CLOs and the Political Economy of Post-Crisis Financial Reform

Presenter: Maia Mints

Faculty Sponsor: Kevin L. Young

School: UMass Amherst

Research Area: Business & Economics

Session: Poster Session 1, 10:30 AM - 11:15 AM, Auditorium, A74

ABSTRACT

The Global Financial Crisis of 2008 introduced the U.S. securitization industry to unprecedented public scrutiny and government intervention, as securitized products became central to financial stabilization measures and legal reforms. Statutory reconfigurations took form in the Dodd-Frank Wall Street Reform and Consumer Protection Act of 2010. While Collateralized Debt Obligations (CDOs)—structured pools of diversified debt securities—never fully rebounded from their losses, their corporate-loan-backed counterparts, Collateralized Loan Obligations (CLOs), have emerged as a central pillar of current credit markets. While research has documented the scale and mechanics of CLO markets, less attention has been paid to the political design of their statutory governance. This paper examines whether the statutory construction of CLO governance in Dodd-Frank reflects differentiated forms of structural power—influence derived from a firm’s position within financial markets—operating across legislative and regulatory arenas.
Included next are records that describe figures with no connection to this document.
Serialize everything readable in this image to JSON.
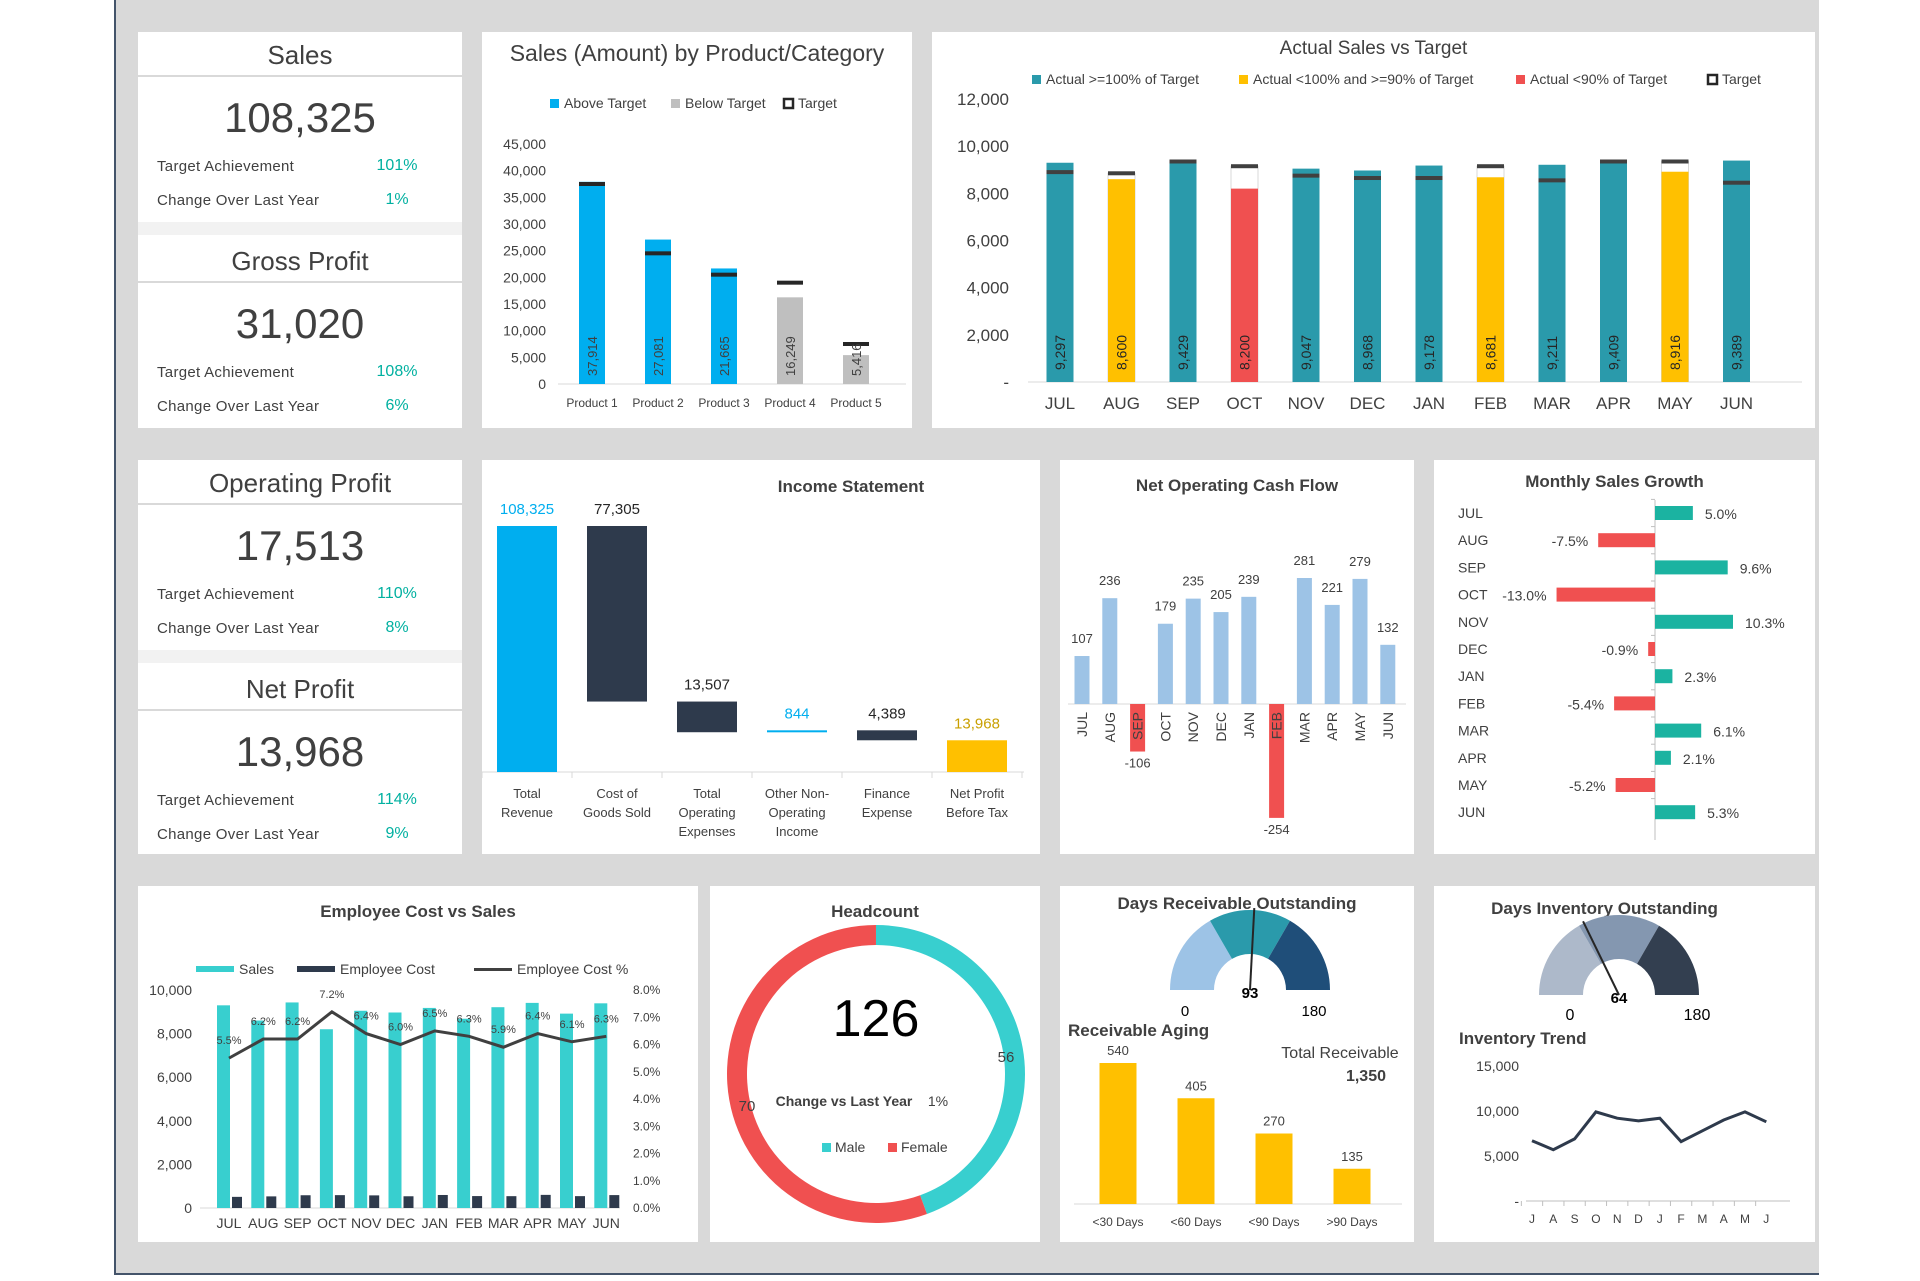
{
  "kpis": [
    {
      "title": "Sales",
      "value": "108,325",
      "target_label": "Target Achievement",
      "target_pct": "101%",
      "change_label": "Change Over Last Year",
      "change_pct": "1%"
    },
    {
      "title": "Gross Profit",
      "value": "31,020",
      "target_label": "Target Achievement",
      "target_pct": "108%",
      "change_label": "Change Over Last Year",
      "change_pct": "6%"
    },
    {
      "title": "Operating Profit",
      "value": "17,513",
      "target_label": "Target Achievement",
      "target_pct": "110%",
      "change_label": "Change Over Last Year",
      "change_pct": "8%"
    },
    {
      "title": "Net Profit",
      "value": "13,968",
      "target_label": "Target Achievement",
      "target_pct": "114%",
      "change_label": "Change Over Last Year",
      "change_pct": "9%"
    }
  ],
  "colors": {
    "teal": "#2a9aab",
    "blue": "#00aeef",
    "grey": "#bfbfbf",
    "yellow": "#ffc000",
    "red": "#f05050",
    "navy": "#2e3a4c",
    "lightblue": "#9dc3e6",
    "green": "#1bb3a1",
    "cyan": "#38cfcf"
  },
  "chart_data": [
    {
      "id": "product",
      "type": "bar",
      "title": "Sales (Amount) by Product/Category",
      "legend": [
        "Above Target",
        "Below Target",
        "Target"
      ],
      "categories": [
        "Product 1",
        "Product 2",
        "Product 3",
        "Product 4",
        "Product 5"
      ],
      "values": [
        37914,
        27081,
        21665,
        16249,
        5416
      ],
      "value_labels": [
        "37,914",
        "27,081",
        "21,665",
        "16,249",
        "5,416"
      ],
      "targets": [
        37500,
        24500,
        20500,
        19000,
        7500
      ],
      "status": [
        "above",
        "above",
        "above",
        "below",
        "below"
      ],
      "ylim": [
        0,
        45000
      ],
      "yticks": [
        "45,000",
        "40,000",
        "35,000",
        "30,000",
        "25,000",
        "20,000",
        "15,000",
        "10,000",
        "5,000",
        "0"
      ]
    },
    {
      "id": "actual",
      "type": "bar",
      "title": "Actual Sales vs Target",
      "legend": [
        "Actual >=100% of Target",
        "Actual <100% and >=90% of Target",
        "Actual <90% of Target",
        "Target"
      ],
      "categories": [
        "JUL",
        "AUG",
        "SEP",
        "OCT",
        "NOV",
        "DEC",
        "JAN",
        "FEB",
        "MAR",
        "APR",
        "MAY",
        "JUN"
      ],
      "values": [
        9297,
        8600,
        9429,
        8200,
        9047,
        8968,
        9178,
        8681,
        9211,
        9409,
        8916,
        9389
      ],
      "value_labels": [
        "9,297",
        "8,600",
        "9,429",
        "8,200",
        "9,047",
        "8,968",
        "9,178",
        "8,681",
        "9,211",
        "9,409",
        "8,916",
        "9,389"
      ],
      "targets": [
        8900,
        8850,
        9350,
        9150,
        8750,
        8650,
        8650,
        9150,
        8550,
        9350,
        9350,
        8450
      ],
      "status": [
        "ok",
        "mid",
        "ok",
        "low",
        "ok",
        "ok",
        "ok",
        "mid",
        "ok",
        "ok",
        "mid",
        "ok"
      ],
      "ylim": [
        0,
        12000
      ],
      "yticks": [
        "12,000",
        "10,000",
        "8,000",
        "6,000",
        "4,000",
        "2,000",
        "-"
      ]
    },
    {
      "id": "income",
      "type": "bar",
      "title": "Income Statement",
      "categories": [
        "Total Revenue",
        "Cost of Goods Sold",
        "Total Operating Expenses",
        "Other Non-Operating Income",
        "Finance Expense",
        "Net Profit Before Tax"
      ],
      "values": [
        108325,
        77305,
        13507,
        844,
        4389,
        13968
      ],
      "value_labels": [
        "108,325",
        "77,305",
        "13,507",
        "844",
        "4,389",
        "13,968"
      ]
    },
    {
      "id": "cashflow",
      "type": "bar",
      "title": "Net Operating Cash Flow",
      "categories": [
        "JUL",
        "AUG",
        "SEP",
        "OCT",
        "NOV",
        "DEC",
        "JAN",
        "FEB",
        "MAR",
        "APR",
        "MAY",
        "JUN"
      ],
      "values": [
        107,
        236,
        -106,
        179,
        235,
        205,
        239,
        -254,
        281,
        221,
        279,
        132
      ]
    },
    {
      "id": "growth",
      "type": "bar",
      "title": "Monthly Sales Growth",
      "categories": [
        "JUL",
        "AUG",
        "SEP",
        "OCT",
        "NOV",
        "DEC",
        "JAN",
        "FEB",
        "MAR",
        "APR",
        "MAY",
        "JUN"
      ],
      "values": [
        5.0,
        -7.5,
        9.6,
        -13.0,
        10.3,
        -0.9,
        2.3,
        -5.4,
        6.1,
        2.1,
        -5.2,
        5.3
      ],
      "value_labels": [
        "5.0%",
        "-7.5%",
        "9.6%",
        "-13.0%",
        "10.3%",
        "-0.9%",
        "2.3%",
        "-5.4%",
        "6.1%",
        "2.1%",
        "-5.2%",
        "5.3%"
      ]
    },
    {
      "id": "employee",
      "type": "bar",
      "title": "Employee Cost vs Sales",
      "legend": [
        "Sales",
        "Employee Cost",
        "Employee Cost %"
      ],
      "categories": [
        "JUL",
        "AUG",
        "SEP",
        "OCT",
        "NOV",
        "DEC",
        "JAN",
        "FEB",
        "MAR",
        "APR",
        "MAY",
        "JUN"
      ],
      "sales": [
        9297,
        8600,
        9429,
        8200,
        9047,
        8968,
        9178,
        8681,
        9211,
        9409,
        8916,
        9389
      ],
      "cost": [
        511,
        533,
        585,
        590,
        579,
        538,
        597,
        547,
        543,
        602,
        544,
        592
      ],
      "pct": [
        5.5,
        6.2,
        6.2,
        7.2,
        6.4,
        6.0,
        6.5,
        6.3,
        5.9,
        6.4,
        6.1,
        6.3
      ],
      "pct_labels": [
        "5.5%",
        "6.2%",
        "6.2%",
        "7.2%",
        "6.4%",
        "6.0%",
        "6.5%",
        "6.3%",
        "5.9%",
        "6.4%",
        "6.1%",
        "6.3%"
      ],
      "ylim": [
        0,
        10000
      ],
      "yticks": [
        "10,000",
        "8,000",
        "6,000",
        "4,000",
        "2,000",
        "0"
      ],
      "y2ticks": [
        "8.0%",
        "7.0%",
        "6.0%",
        "5.0%",
        "4.0%",
        "3.0%",
        "2.0%",
        "1.0%",
        "0.0%"
      ]
    },
    {
      "id": "headcount",
      "type": "pie",
      "title": "Headcount",
      "total": "126",
      "change_label": "Change vs Last Year",
      "change_value": "1%",
      "legend": [
        "Male",
        "Female"
      ],
      "values": [
        56,
        70
      ]
    },
    {
      "id": "receivable",
      "type": "bar",
      "title": "Days Receivable Outstanding",
      "gauge_value": "93",
      "gauge_min": "0",
      "gauge_max": "180",
      "subtitle": "Receivable Aging",
      "total_label": "Total Receivable",
      "total_value": "1,350",
      "categories": [
        "<30 Days",
        "<60 Days",
        "<90 Days",
        ">90 Days"
      ],
      "values": [
        540,
        405,
        270,
        135
      ]
    },
    {
      "id": "inventory",
      "type": "line",
      "title": "Days Inventory Outstanding",
      "gauge_value": "64",
      "gauge_min": "0",
      "gauge_max": "180",
      "subtitle": "Inventory Trend",
      "categories": [
        "J",
        "A",
        "S",
        "O",
        "N",
        "D",
        "J",
        "F",
        "M",
        "A",
        "M",
        "J"
      ],
      "values": [
        6700,
        5700,
        6900,
        9900,
        9200,
        8900,
        9200,
        6600,
        7800,
        9000,
        9900,
        8800
      ],
      "ylim": [
        0,
        15000
      ],
      "yticks": [
        "15,000",
        "10,000",
        "5,000",
        "-"
      ]
    }
  ]
}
Using a mixed-methods design, the study combines qualitative process tracing of securitization provisions with quantitative structural power analysis. Legislative records are used to reconstruct institutional access points and forms of participation, including testimony, lobbying, and commentary. The quantitative component measures how structural prominence—the relative position of firms within financial markets—relates to instrumental activity in predicting preference attainment, assessed longitudinally via content analysis of stakeholder positions at access points, and increase in structural prominence, extended to downstream rule-making. Preliminary research suggests that structurally prominent actors demonstrate higher levels of instrumental engagement, while preference attainment is more pronounced among firms in lower-salience, highly technical domains during rule-making.